Indeed, as Sam worked the details of his craft, molding walls, running electrical conduits and shaping the curved arch into the roof, Sally’s job is to care for herself and create a shared housing life with welcoming friends. When the summer heat settles into the city, the exhaust fumes from the billows of industry, the cars, jets, trucks and buses choke the oxygen from Seattle’s ethers. For all who breathe and especially those with illnesses like Sal’s the smog defies breathing. On the worst of days Sal and Sam separate for a few days at a time. Once again the Subaru become home for Sal. All the essentials go with her: nebulizer and medication, the air mattress for sleeping, two paper bags with clothing and towels. Sal always travels with food to share and to eat. She is a good cook, and her friends love that she conjures meals. The oxygen-rich air from the family of fir, cedar, and hemlock and the cool fresh water lake below Turtle Woman’s home turns Sal’s trust button back on. She can exhale. A new and troubling habit of holding her breath loosens its grip, and Sally relaxes.

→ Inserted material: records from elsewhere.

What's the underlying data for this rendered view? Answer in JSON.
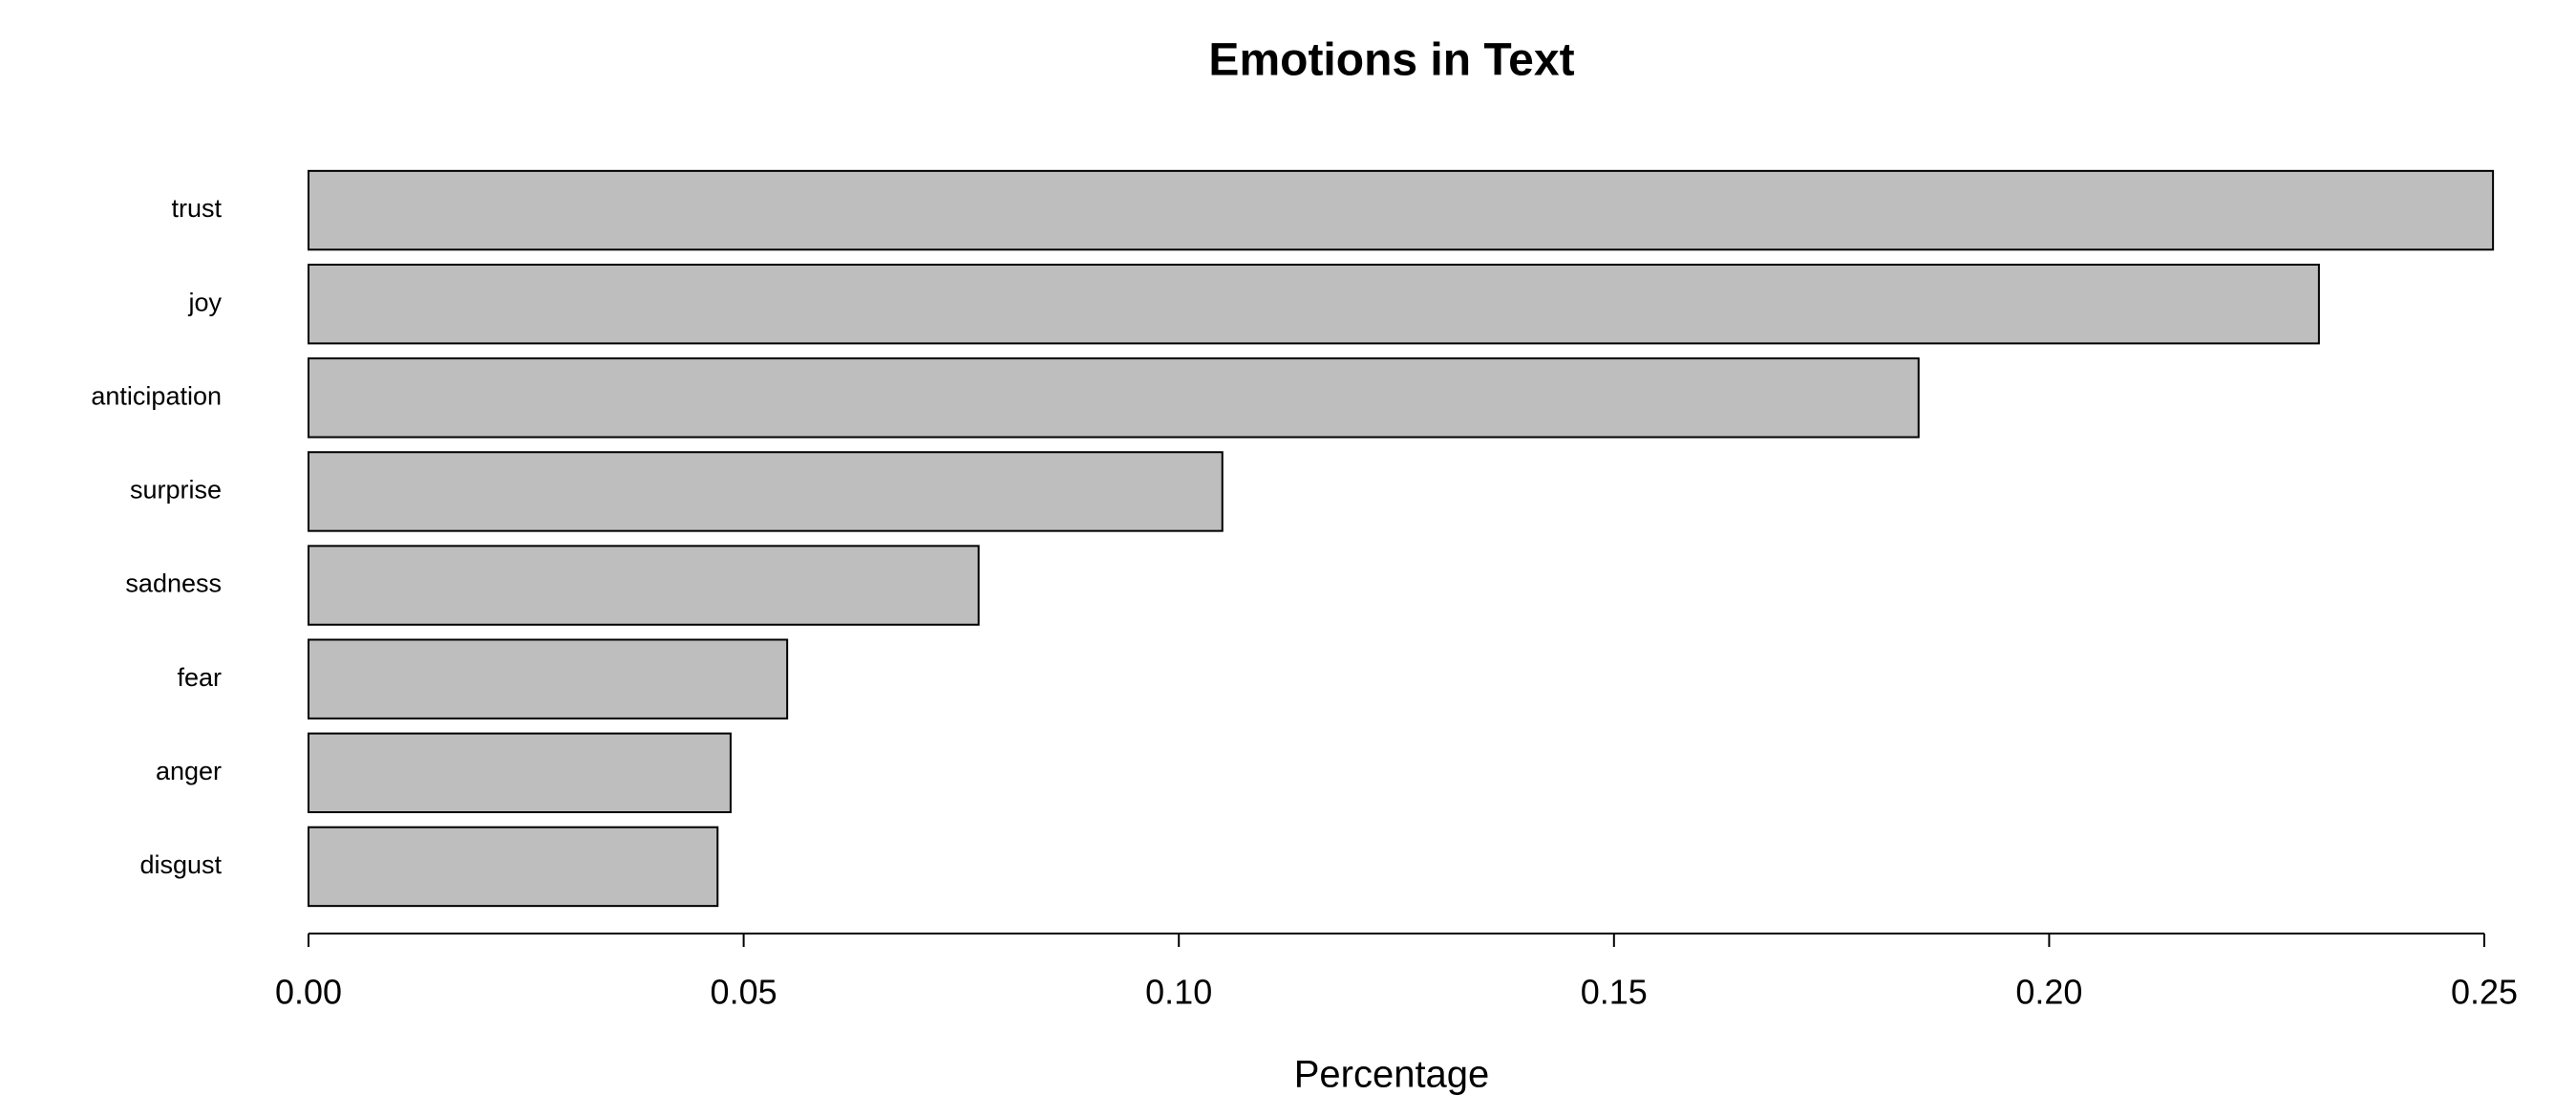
{
  "chart_data": {
    "type": "barh",
    "title": "Emotions in Text",
    "xlabel": "Percentage",
    "categories": [
      "trust",
      "joy",
      "anticipation",
      "surprise",
      "sadness",
      "fear",
      "anger",
      "disgust"
    ],
    "values": [
      0.251,
      0.231,
      0.185,
      0.105,
      0.077,
      0.055,
      0.0485,
      0.047
    ],
    "color": "#bebebe",
    "edgecolor": "#000000",
    "xlim": [
      0,
      0.25
    ],
    "xticks": [
      {
        "value": 0,
        "label": "0.00"
      },
      {
        "value": 0.05,
        "label": "0.05"
      },
      {
        "value": 0.1,
        "label": "0.10"
      },
      {
        "value": 0.15,
        "label": "0.15"
      },
      {
        "value": 0.2,
        "label": "0.20"
      },
      {
        "value": 0.25,
        "label": "0.25"
      }
    ],
    "grid": false
  }
}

Fresh air and conversation over dinner give the old friends new information about who has come to dinner. The Tahuya home is clearer and safer for Sal thanks to Turtle Woman’s promise to clear out the poisons and use fragrance free products. Life with Parkinson’s is not easy, and yet life with the illness out here on the lake keeps Sal’s old friend going. Turtle Woman has a pharmacy of pills that keep the pain, anxiety and discomfort of Parkinson’s at bay, and timing is everything. Each of the tiny pills does the work her brain used to do on its own, and at regular intervals, the spikes and dips of a short-circuited inner network even out. Mr. P, the nick name Sal has for Turtle Woman’s husband, has learned the color, count and timing for Turtle Woman’s pills.

Sal watched her friends pack up for a day trip across the pond. Mr. P quietly counted the mini mounds of pills stored in the pill-minded, going through the lot like a bookie keeping track of his bets. “Looks like you need one more Synamax, just in case.” With the help of a beautiful walking stick Turtle Woman moves through her wooded retreat with care. On the bad days the cane isn’t enough so she must ride out the pain, sometimes rocking herself into a calm that is as ancient as the sway of the giant firs that surround her, like a mother calming a child. “We have become our mothers,” Sal told her friend one afternoon over the phone. There are times when the comfort we need comes from unseen sources or from the old gods who send the wind or rain. But more often than not a sister who knows that life is thornier than we’d have wished it to be, is the one the gods send.